The demise of the Caterham F1 team has been taking place in recent days, with a very public slanging match over who owns what.

This occurred after an administrator was appointed for the Caterham Sports Ltd company, which provided various services for the franchise-holder, Malaysia-based 1MRT.

The administrator has since been throwing his weight around, refusing to allow the cars to leave the premises and locking out the staff. It is not clear whether the company in administration actually owns the cars or the factory, but the administrator is acting as though it does.

The bottom line is that Caterham will almost certainly not be seen in Texas next week for the United States Grand Prix. The team’s entry will not be written off immediately, however, as the various agreements that exist in F1 allow a team to miss three races in a single season if it cannot be avoided.

The franchise-holding company is still solvent so there is no reason for the rights and benefits to disappear immediately. However, if the franchise is to have any value at all, someone needs to submit an entry for next year in the next few weeks. It is unlikely that anyone will be a position to do that, or would be willing to pay the entry fees involved without being certain of being able to field a team.

If the team does not go to the last three races it gives up the chance to receive $90 million over the course of the next two seasons, which would be payable if the team could finish tenth in this year’s constructors' championship. To do that, Caterham would need to one tenth-place finish (as long as Sauber did not do the same or better).

A ninth place would move Caterham ahead of Marussia and up to ninth in the constructors' standings. This is not likely to happen, but in a race such as the Brazilian Grand Prix there is often a high attrition rate, so anything is possible.

In order for that to happen, however, it needs to be established who owns 1MRT and who owns the cars. It would then require the cars and a team to run them to be sent to Austin.

The closure of the team is obviously a disaster for the staff at Leafield and for the team’s suppliers, but it could end up being good news for the rest of the F1 world. While it is not good to lose a team, it does mean that only ten teams are left. As only ten teams are paid prize money, under the existing agreements, this means that no-one is going to miss out.

The prize fund is based on the performance of a team, with the amount of money on offer being somewhere between $100 million for the world champions to around $45 million to the tenth-placed team.
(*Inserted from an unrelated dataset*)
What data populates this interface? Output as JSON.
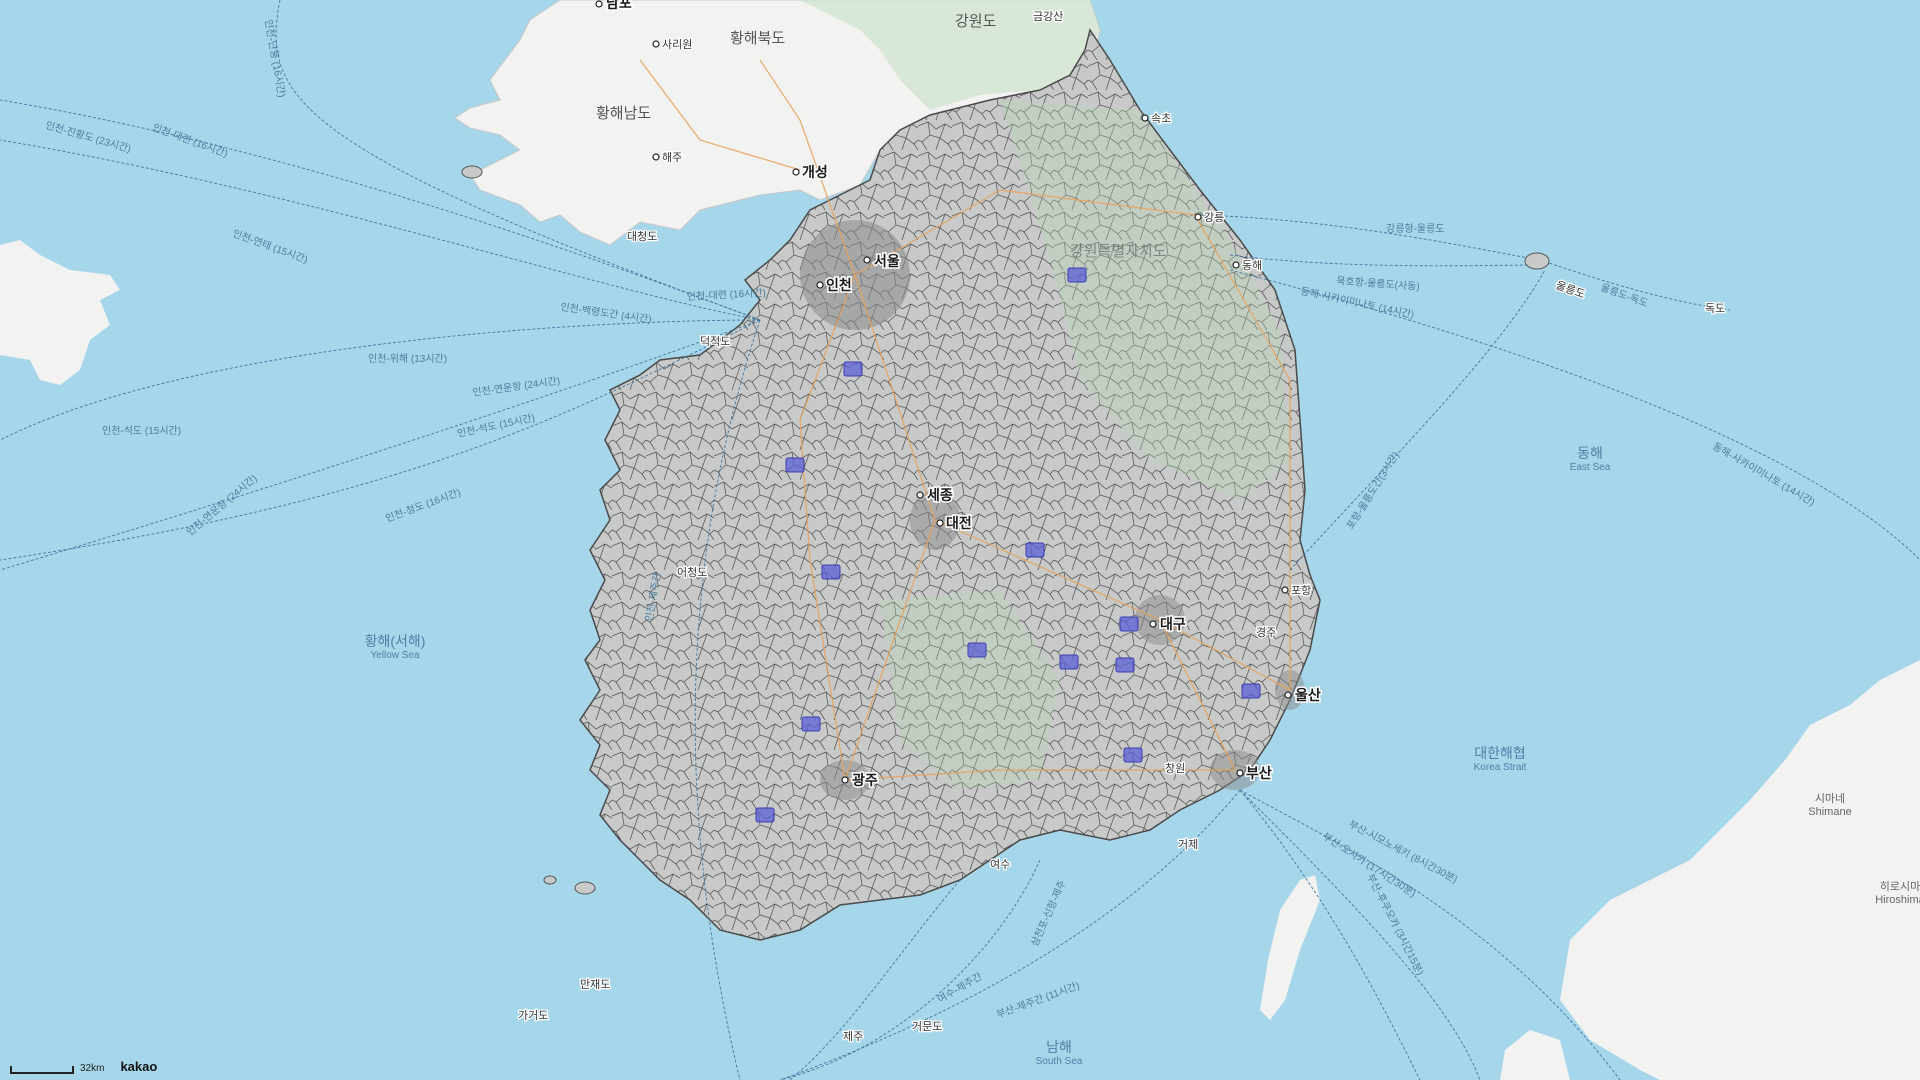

There are additional bonuses for the three teams that have won the most number of races in the last four years, which are currently Red Bull, McLaren and Ferrari, but the Maranello team will soon drop out of that clique and be replaced by Mercedes.

If there is no 11th team then there is no longer any need for some of the back markers to try too hard. The money will come whether one finishes a minute behind the winner, or two laps down. While the racers would prefer to be fighting for success, this is a useful thing in the battle to survive.

This will be true in 2015 and 2016 because any new team needs to race for two years to be eligible for the various prize funds, which means that the top ten will continue to the same until the end of the 2017 season.

There might be a need to invest more in 2017 in order to stay in the top ten that year but it still means that the back end of the grid has a chance to breathe and not have to keep up with the F1 spending that has been seen in recent years.

It may not be the racing attitude, but a number of the teams in F1 are barely surviving at the moment and so it will be a pragmatic decision rather than something to be desired.